- Conference: Ivy League
- Record: 9–16 (6–8 Ivy)
- Head coach: Joe Vancisin (13th season);
- Home arena: John J. Lee Amphitheater

= 1968–69 Yale Bulldogs men's basketball team =

American college basketball season

The 1968–69 Yale Bulldogs men's basketball team represented Yale University during the 1968–69 men's college basketball season. The Bulldogs, led by 13th year head coach Joe Vancisin, played their home games at John J. Lee Amphitheater of the Payne Whitney Gymnasium and were members of the Ivy League. They finished the season 9–16, 6–8 in Ivy League play to finish in fifth place.

==Schedule==

| Date time, TV | Rank^{#} | Opponent^{#} | Result | Record | Site city, state |
| November 30* |  | Connecticut | W 89–70 | 1–0 | Payne Whitney Gymnasium New Haven, CT |
| December 3* |  | at Fordham | L 85–98 | 1–1 | Rose Hill Gymnasium The Bronx, New York |
| December 7* |  | Holy Cross | L 66–67 | 1–2 | Payne Whitney Gymnasium New Haven, CT |
| December 11 |  | Brown | W 63–59 | 2–2 (1—0) | Payne Whitney Gymnasium New Haven, CT |
| December 14* |  | Colgate | W 88–63 | 3–2 (1—0) | Payne Whitney Gymnasium New Haven, CT |
| December 18 |  | at Brown | W 91–62 | 4–2 (2—0) | Marvel Gymnasium Providence, RI |
| December 20* |  | vs.
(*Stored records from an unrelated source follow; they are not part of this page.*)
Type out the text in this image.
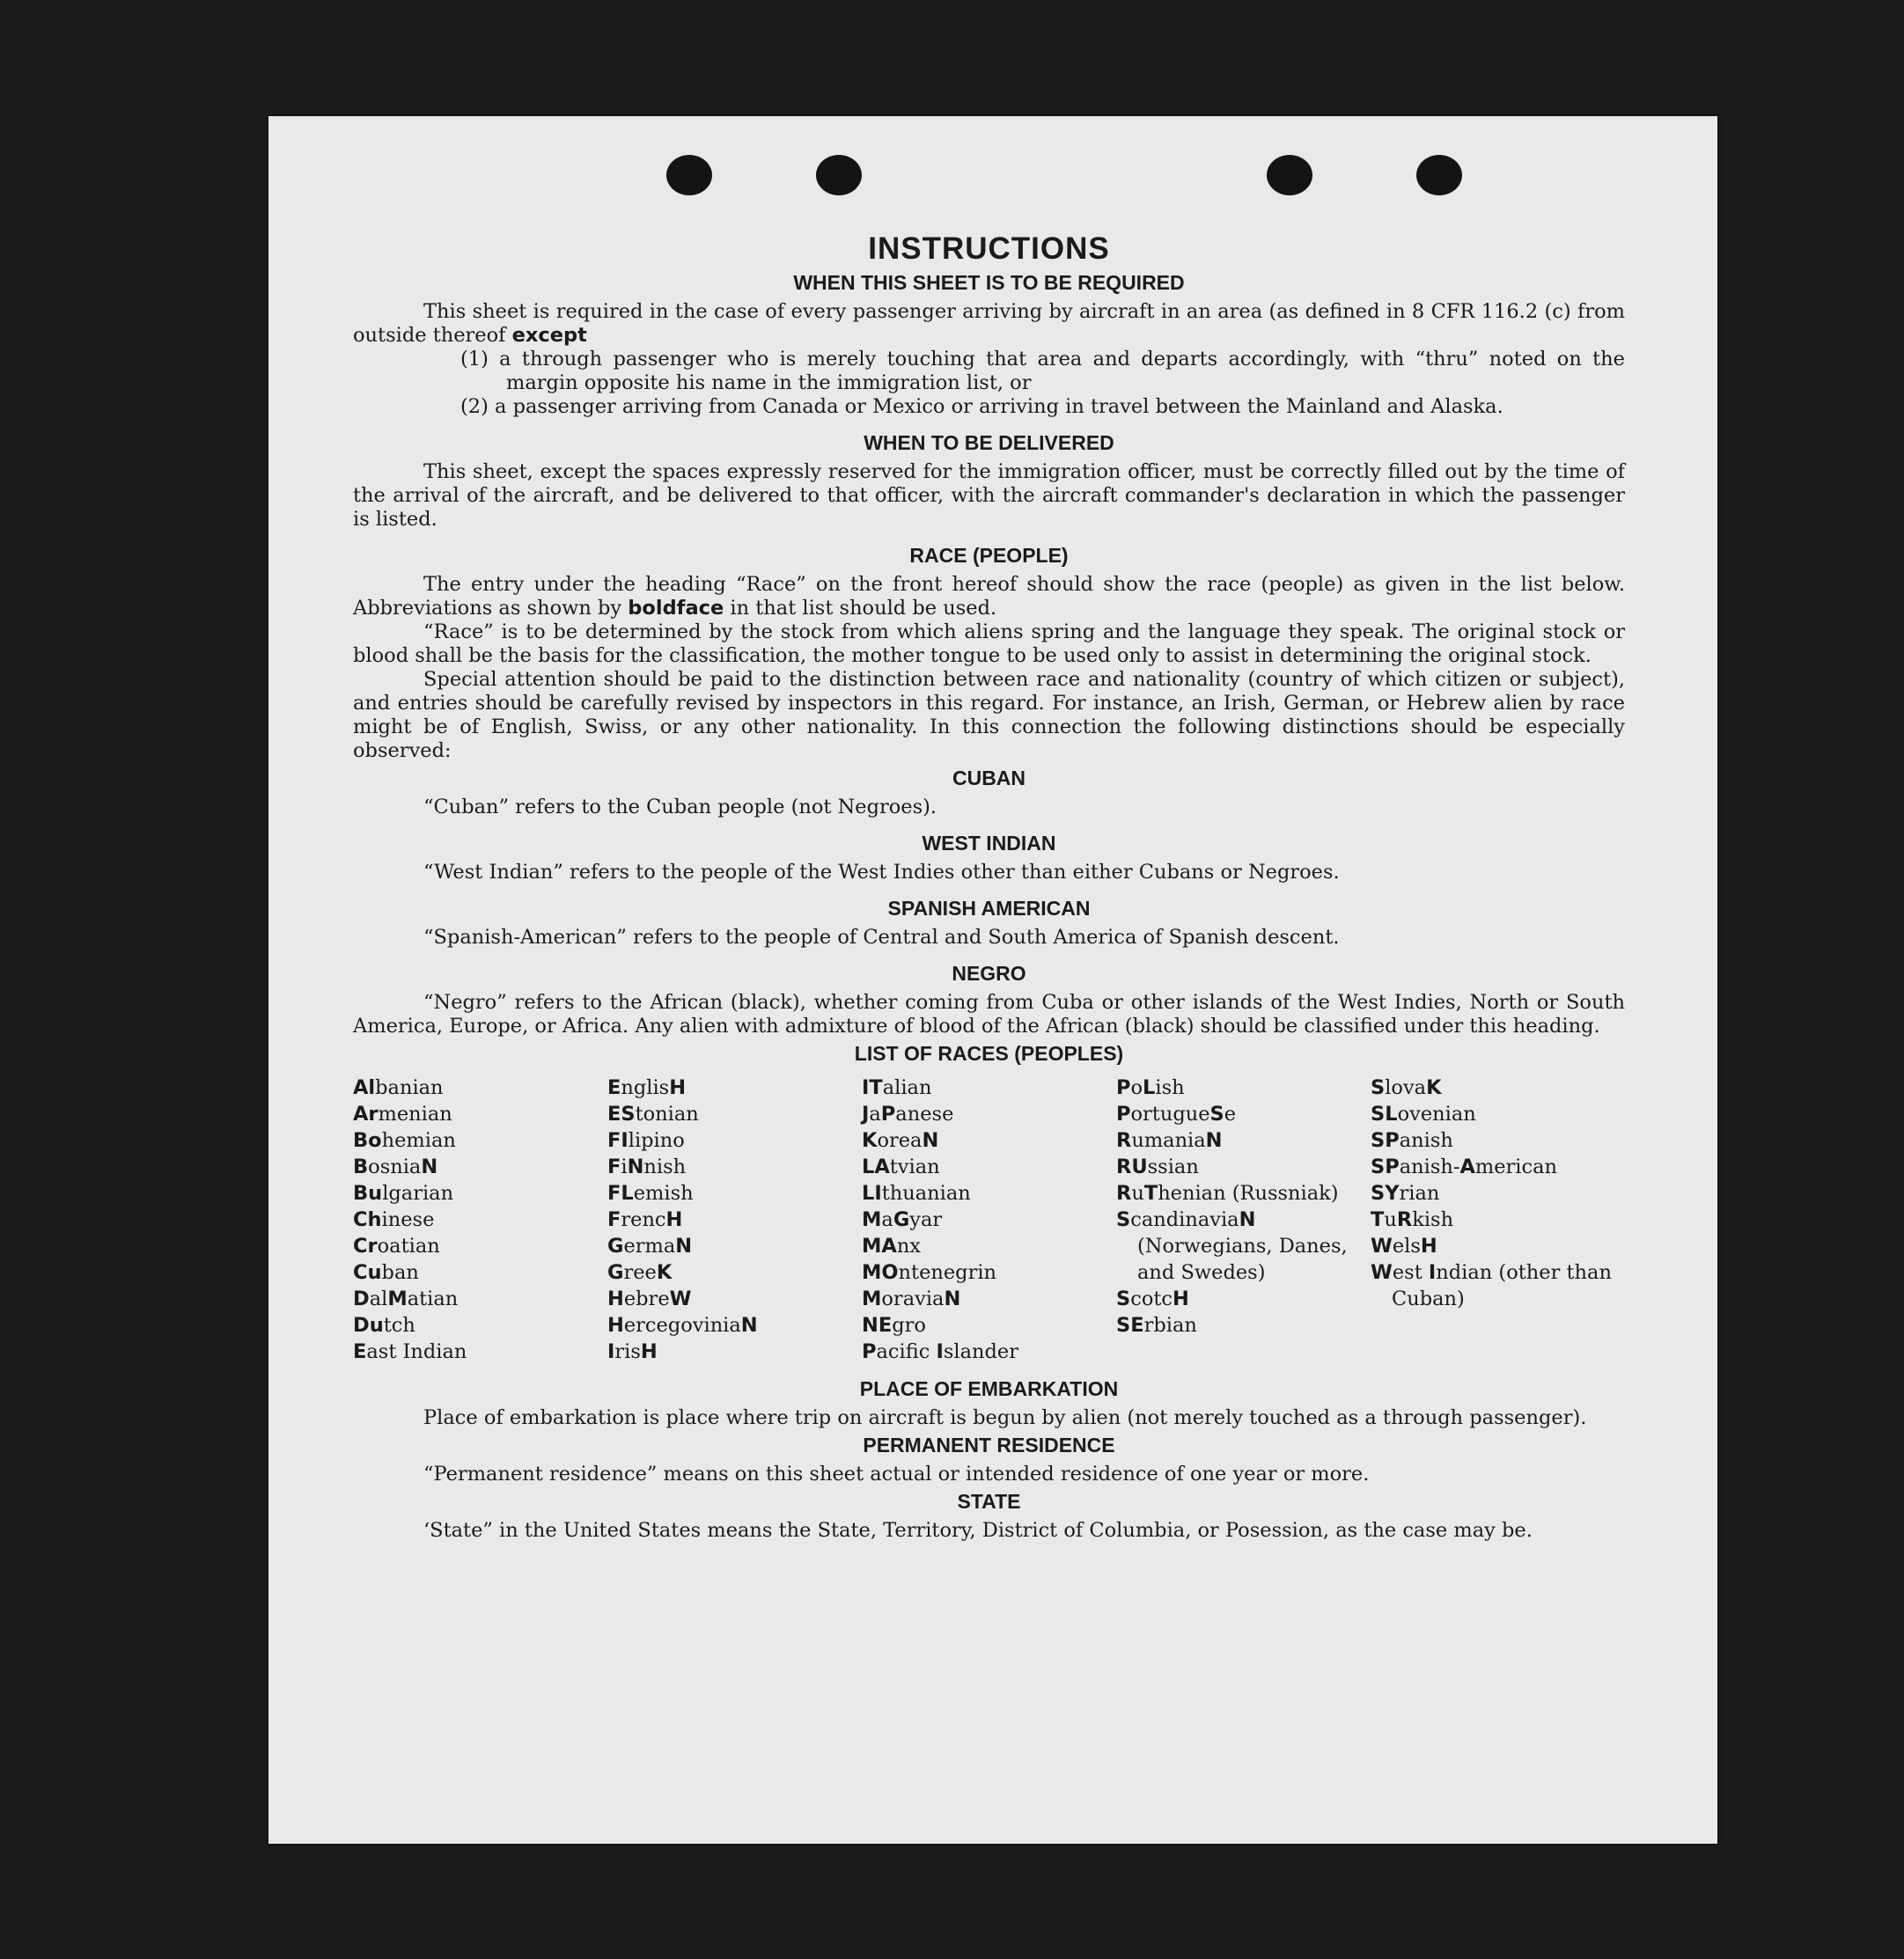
INSTRUCTIONS
WHEN THIS SHEET IS TO BE REQUIRED

This sheet is required in the case of every passenger arriving by aircraft in an area (as defined in 8 CFR 116.2 (c) from outside thereof except

(1) a through passenger who is merely touching that area and departs accordingly, with “thru” noted on the margin opposite his name in the immigration list, or

(2) a passenger arriving from Canada or Mexico or arriving in travel between the Mainland and Alaska.

WHEN TO BE DELIVERED

This sheet, except the spaces expressly reserved for the immigration officer, must be correctly filled out by the time of the arrival of the aircraft, and be delivered to that officer, with the aircraft commander's declaration in which the passenger is listed.

RACE (PEOPLE)

The entry under the heading “Race” on the front hereof should show the race (people) as given in the list below. Abbreviations as shown by boldface in that list should be used.

“Race” is to be determined by the stock from which aliens spring and the language they speak. The original stock or blood shall be the basis for the classification, the mother tongue to be used only to assist in determining the original stock.

Special attention should be paid to the distinction between race and nationality (country of which citizen or subject), and entries should be carefully revised by inspectors in this regard. For instance, an Irish, German, or Hebrew alien by race might be of English, Swiss, or any other nationality. In this connection the following distinctions should be especially observed:

CUBAN

“Cuban” refers to the Cuban people (not Negroes).

WEST INDIAN

“West Indian” refers to the people of the West Indies other than either Cubans or Negroes.

SPANISH AMERICAN

“Spanish-American” refers to the people of Central and South America of Spanish descent.

NEGRO

“Negro” refers to the African (black), whether coming from Cuba or other islands of the West Indies, North or South America, Europe, or Africa. Any alien with admixture of blood of the African (black) should be classified under this heading.

LIST OF RACES (PEOPLES)
Albanian
Armenian
Bohemian
BosniaN
Bulgarian
Chinese
Croatian
Cuban
DalMatian
Dutch
East Indian
EnglisH
EStonian
FIlipino
FiNnish
FLemish
FrencH
GermaN
GreeK
HebreW
HercegoviniaN
IrisH
ITalian
JaPanese
KoreaN
LAtvian
LIthuanian
MaGyar
MAnx
MOntenegrin
MoraviaN
NEgro
Pacific Islander
PoLish
PortugueSe
RumaniaN
RUssian
RuThenian (Russniak)
ScandinaviaN (Norwegians, Danes, and Swedes)
ScotcH
SErbian
SlovaK
SLovenian
SPanish
SPanish-American
SYrian
TuRkish
WelsH
West Indian (other than Cuban)
PLACE OF EMBARKATION

Place of embarkation is place where trip on aircraft is begun by alien (not merely touched as a through passenger).

PERMANENT RESIDENCE

“Permanent residence” means on this sheet actual or intended residence of one year or more.

STATE

‘State” in the United States means the State, Territory, District of Columbia, or Posession, as the case may be.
Miami (FL) | L 71–77 | 4–3 (2—0) | Memorial Field House Huntington, WV |
| December 21* |  | at Marshall | L 72–77 | 4–4 (2—0) | Memorial Field House Huntington, WV |
| December 23* |  | at SMU | L 76–88 | 4–5 (2—0) | Moody Coliseum University Park, Texas |
| December 26* |  | vs. Oregon | L 71–84 | 4–6 (2—0) |  |
| December 28* |  | vs. California | L 59–66 | 4–7 (2—0) |  |
| December 30* |  | vs. Syracuse | W 83–65 | 5–7 (2—0) |  |
| January 3* |  | at Nevada | L 84–87 | 5–8 (2—0) | Virginia Street Gymnasium |
| January 10 |  | Columbia | L 49–71 | 5–9 (2—1) | Payne Whitney Gymnasium New Haven, CT |
| January 11 |  | Cornell | W 73–59 | 6–9 (3—1) | Payne Whitney Gymnasium New Haven, CT |
| January 31 |  | at Cornell | L 64–65 | 6–10 (3—2) | Barton Hall Ithaca, NY |
| February 1 |  | at Columbia | L 48–69 | 6–11 (3—3) | University Heights Gymnasium New York City |
| February 7 |  | at Harvard | W 76–70 | 7–11 (4—3) | Malkin Athletic Center Cambridge, Massachusetts |
| February 8 |  | at Dartmouth | W 54–51 | 8–11 (5—3) | Alumni Gymnasium Hanover, NH |
| February 14 |  | Princeton | L 56–67 | 8–12 (5—4) | Payne Whitney Gymnasium New Haven, CT |
| February 15 |  | Penn | L 60–67 | 8–13 (5—5) | Payne Whitney Gymnasium New Haven, CT |
| February 21 |  | at Princeton | L 53–72 | 8–14 (5—6) | Dillon Gymnasium Princeton, NJ |
| February 22 |  | at Penn | L 74–82 | 8–15 (5—7) | Palestra Philadelphia, Pennsylvania |
| February 28 |  | Dartmouth | L 62–74 | 8–16 (5—8) | Payne Whitney Gymnasium New Haven, CT |
| March 1 |  | Harvard | W 84–69 | 9–16 (6—8) | Payne Whitney Gymnasium New Haven, CT |
*Non-conference game. ^{#}Rankings from AP Poll. (#) Tournament seedings in parentheses.